Social enterprise Grow It Yourself - which encourages people to grow their own food and eat healthily - is branching out with a plan to create a GIY farm.

The organisation wants to develop a model of sustainable food and a mixture of food production, enterprise, education and tourism and is hoping to acquire up to 50 acres of land to attain this goal.

GIY has its headquarters in Waterford and was visited by Prince Charles and his wife Camilla during their recent trip to Ireland.

According to founder Michael Kelly, developing a farm will build on the success of the Grow HQ, urban farm and education centre and will allow it to create a "world-leading campus" for sustainable food production while also acting as an attraction for tourists, students and entrepreneurs.

"Ideally, the land would also include farm buildings that could ultimately become the infrastructure for a farm education hub that could include a café, farm shop, education and food enterprise hub," Mr Kelly said, adding that GIY is looking for a farmer or landowner "who shares our regenerative ethos" and is open to a partnership or collaboration.

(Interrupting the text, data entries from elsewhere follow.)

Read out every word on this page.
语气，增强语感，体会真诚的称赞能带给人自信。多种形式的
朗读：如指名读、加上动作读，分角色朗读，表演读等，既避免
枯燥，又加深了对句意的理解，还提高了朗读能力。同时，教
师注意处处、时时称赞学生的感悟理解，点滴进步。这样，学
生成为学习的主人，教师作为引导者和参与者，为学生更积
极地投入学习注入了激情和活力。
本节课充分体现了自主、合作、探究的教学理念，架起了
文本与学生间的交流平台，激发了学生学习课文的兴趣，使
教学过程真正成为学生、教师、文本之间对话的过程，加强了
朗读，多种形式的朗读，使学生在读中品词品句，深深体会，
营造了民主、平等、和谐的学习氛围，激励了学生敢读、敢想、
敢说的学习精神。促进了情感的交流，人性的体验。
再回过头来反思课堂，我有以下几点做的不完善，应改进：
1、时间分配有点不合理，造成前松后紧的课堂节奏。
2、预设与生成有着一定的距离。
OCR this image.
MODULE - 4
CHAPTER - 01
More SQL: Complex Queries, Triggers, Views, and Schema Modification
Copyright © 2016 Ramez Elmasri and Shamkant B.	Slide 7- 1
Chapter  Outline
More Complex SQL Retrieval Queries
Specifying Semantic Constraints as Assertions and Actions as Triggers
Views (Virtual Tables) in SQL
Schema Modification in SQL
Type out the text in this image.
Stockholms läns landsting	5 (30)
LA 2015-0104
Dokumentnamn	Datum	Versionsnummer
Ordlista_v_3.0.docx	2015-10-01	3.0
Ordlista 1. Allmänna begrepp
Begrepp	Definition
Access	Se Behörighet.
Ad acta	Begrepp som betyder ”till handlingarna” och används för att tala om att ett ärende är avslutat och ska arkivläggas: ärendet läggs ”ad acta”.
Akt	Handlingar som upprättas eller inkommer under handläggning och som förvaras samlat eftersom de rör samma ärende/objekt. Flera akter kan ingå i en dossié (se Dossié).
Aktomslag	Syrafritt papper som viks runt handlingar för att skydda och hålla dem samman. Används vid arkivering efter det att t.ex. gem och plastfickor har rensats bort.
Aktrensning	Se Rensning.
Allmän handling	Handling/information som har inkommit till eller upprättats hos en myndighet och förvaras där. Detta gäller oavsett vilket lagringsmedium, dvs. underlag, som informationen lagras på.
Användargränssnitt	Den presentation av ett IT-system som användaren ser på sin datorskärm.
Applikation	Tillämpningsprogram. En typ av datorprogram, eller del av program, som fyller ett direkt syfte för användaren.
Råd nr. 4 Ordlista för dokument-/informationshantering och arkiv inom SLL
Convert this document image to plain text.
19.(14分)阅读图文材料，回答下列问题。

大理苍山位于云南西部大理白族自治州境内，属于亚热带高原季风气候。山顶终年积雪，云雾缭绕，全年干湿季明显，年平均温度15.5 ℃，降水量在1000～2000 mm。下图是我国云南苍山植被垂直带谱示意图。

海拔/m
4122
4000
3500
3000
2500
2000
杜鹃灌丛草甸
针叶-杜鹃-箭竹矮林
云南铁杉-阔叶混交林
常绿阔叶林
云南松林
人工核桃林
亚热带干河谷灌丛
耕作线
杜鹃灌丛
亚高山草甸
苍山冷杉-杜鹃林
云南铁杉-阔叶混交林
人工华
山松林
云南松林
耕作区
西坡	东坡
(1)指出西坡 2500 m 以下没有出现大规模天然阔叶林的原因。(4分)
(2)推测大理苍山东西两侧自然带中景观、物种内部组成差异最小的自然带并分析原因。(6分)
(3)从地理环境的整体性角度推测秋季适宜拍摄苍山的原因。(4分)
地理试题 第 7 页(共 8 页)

"From a food production perspective, the project would be a small, mixed-use organic farm with traditional breed cows, poultry, pigs and field-scale veg production."

The enterprise would be a model "for what a more sustainable agriculture system might look like, more diverse and working with nature," he said.

GIY already works with a number of bodies across different sectors including Healthy Ireland, Bord Bia and Fáilte Ireland, as well as the UN Sustainable Development Goals Advocacy Hub.